Longer tenancy terms could be introduced to give renters more security.
A minimum tenancy term of three years should be introduced to give people renting homes in England greater protection, the government says.
The move could mean an end to so-called revenge evictions, where tenants are told to leave if they complain to their landlords about problems.
As well as helping renters put down roots, the government says it would also give landlords longer term financial security.
Labour said the plans do not go far enough as landlords could still force tenants out by putting up rents.
In plans to be published on Monday, Housing Secretary James Brokenshire proposes the introduction of a minimum three-year tenancy term, with a six-month break clause.
Data shows that 81% of rental contracts are assured shorthold tenancies with a minimum fixed term of just six or 12 months, despite people staying in their rented homes for an average of nearly four years.
Although tenants and landlords can already agree longer terms between themselves, the majority choose not to do so.
The government says this can lead to tenants feeling insecure, unable to challenge poor property standards for fear of tenancies being terminated, and unable to plan for their future or get involved in the local community.
Under the proposals, tenants would be able to leave before the end of the minimum term, but they would have greater protection if they wanted to stay for an extended period of time.
Some types of tenant -– for instance those in student accommodation – could be exempt from the rule.
In a statement, Brokenshire said: “It is deeply unfair when renters are forced to uproot their lives or find new schools for their children at short notice due to the terms of their rental contract.
“Being able to call your rental property your home is vital to putting down roots and building stronger communities.
“That’s why I am determined to act, bringing in longer tenancies which will bring benefits to tenants and landlords alike.”
Shadow housing secretary John Healey said: “Any fresh help for renters is welcome but this latest promise is meaningless if landlords can still force tenants out by hiking up the rent.
He said Labour plans included controls on rents, an end to no-fault evictions and protection against substandard properties.
A statement from Shelter said the plans were “hugely encouraging”.
The statement read: “Losing a short-term tenancy is the main driver of #homelessness and causes instability for renting families—longer tenancies would be a step in the right direction.”

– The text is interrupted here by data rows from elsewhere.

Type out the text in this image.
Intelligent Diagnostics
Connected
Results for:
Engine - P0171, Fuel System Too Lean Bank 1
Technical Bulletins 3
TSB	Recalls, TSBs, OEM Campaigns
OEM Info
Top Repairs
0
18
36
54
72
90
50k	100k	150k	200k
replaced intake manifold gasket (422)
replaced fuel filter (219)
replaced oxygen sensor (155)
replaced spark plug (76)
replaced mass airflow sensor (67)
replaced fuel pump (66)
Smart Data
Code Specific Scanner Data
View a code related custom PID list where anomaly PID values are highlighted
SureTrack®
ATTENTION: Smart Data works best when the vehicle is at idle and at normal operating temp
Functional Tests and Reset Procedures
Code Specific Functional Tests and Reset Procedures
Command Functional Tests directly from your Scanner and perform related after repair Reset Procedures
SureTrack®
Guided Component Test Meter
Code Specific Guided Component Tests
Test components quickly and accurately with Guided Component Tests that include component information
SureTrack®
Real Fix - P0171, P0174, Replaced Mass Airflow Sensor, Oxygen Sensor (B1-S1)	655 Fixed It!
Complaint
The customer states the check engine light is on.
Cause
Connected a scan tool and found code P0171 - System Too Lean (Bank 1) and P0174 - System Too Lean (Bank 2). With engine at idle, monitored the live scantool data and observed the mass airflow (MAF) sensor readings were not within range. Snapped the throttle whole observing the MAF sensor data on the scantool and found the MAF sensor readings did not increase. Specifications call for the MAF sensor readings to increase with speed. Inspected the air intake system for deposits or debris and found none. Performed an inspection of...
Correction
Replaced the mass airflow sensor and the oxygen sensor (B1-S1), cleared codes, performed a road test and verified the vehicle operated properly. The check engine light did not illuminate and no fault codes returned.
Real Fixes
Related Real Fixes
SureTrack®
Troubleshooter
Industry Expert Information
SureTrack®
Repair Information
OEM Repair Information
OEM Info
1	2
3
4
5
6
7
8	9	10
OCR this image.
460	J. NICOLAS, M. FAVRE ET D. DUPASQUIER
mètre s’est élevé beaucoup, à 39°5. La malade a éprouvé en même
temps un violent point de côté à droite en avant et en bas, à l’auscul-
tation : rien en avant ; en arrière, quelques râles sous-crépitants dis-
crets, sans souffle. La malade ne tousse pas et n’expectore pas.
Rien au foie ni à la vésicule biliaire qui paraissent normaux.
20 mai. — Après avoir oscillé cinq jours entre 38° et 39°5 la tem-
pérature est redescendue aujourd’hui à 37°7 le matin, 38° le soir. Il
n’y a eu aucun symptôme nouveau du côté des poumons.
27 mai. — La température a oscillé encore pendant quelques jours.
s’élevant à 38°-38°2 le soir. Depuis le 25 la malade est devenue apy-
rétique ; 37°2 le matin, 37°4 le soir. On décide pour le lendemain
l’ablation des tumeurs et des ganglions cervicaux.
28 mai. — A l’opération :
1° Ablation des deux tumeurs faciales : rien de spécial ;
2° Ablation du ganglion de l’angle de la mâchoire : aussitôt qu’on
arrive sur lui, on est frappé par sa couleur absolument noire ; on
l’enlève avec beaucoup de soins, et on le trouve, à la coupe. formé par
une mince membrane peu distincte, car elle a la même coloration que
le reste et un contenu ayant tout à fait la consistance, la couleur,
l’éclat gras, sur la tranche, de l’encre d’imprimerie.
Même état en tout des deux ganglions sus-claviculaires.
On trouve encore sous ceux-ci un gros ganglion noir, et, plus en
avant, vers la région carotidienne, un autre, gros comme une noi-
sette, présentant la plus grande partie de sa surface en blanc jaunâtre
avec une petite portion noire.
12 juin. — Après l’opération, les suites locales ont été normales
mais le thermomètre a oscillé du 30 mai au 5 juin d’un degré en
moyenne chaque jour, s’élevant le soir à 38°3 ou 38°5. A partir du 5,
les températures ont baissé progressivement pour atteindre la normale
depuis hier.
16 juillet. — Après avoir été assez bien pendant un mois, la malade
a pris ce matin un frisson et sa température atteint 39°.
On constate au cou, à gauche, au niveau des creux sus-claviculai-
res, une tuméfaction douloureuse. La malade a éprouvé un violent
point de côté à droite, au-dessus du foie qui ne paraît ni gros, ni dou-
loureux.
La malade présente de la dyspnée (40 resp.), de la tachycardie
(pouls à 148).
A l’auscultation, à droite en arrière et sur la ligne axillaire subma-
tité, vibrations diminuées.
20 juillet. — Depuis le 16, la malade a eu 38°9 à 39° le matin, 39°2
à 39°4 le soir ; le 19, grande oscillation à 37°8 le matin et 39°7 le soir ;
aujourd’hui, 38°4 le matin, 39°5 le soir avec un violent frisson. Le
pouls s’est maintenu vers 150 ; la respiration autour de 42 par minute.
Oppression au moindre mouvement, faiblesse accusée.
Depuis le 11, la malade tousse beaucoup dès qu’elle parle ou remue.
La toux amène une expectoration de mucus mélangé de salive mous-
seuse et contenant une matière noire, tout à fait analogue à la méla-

Richard Lambert, chief executive of the National Landlords Association said: “We would accept that the flexibility of the current Assured Shorthold Tenancy isn’t used as effectively as it could be, and that we should be looking to find ways to ensure that tenants are offered the kind of tenancies they need at the time they need them.
“That means thinking about how to modernise a model devised 30 years ago, to take account of the changes in the people who are renting and the way they live their lives. How will that be achieved by moving to a more rigid system, more reminiscent of the regulated model the current system replaced?”
Lambert added that the conservatives derided the policy when it was put forward by their opponents in the past two general election campaigns.
“It’s hard not to see this as more of a political move aimed at the renter vote than a genuine effort to improve how the rented market works for all those involved,” he said.
A consultation on the proposals will run until the end of the August.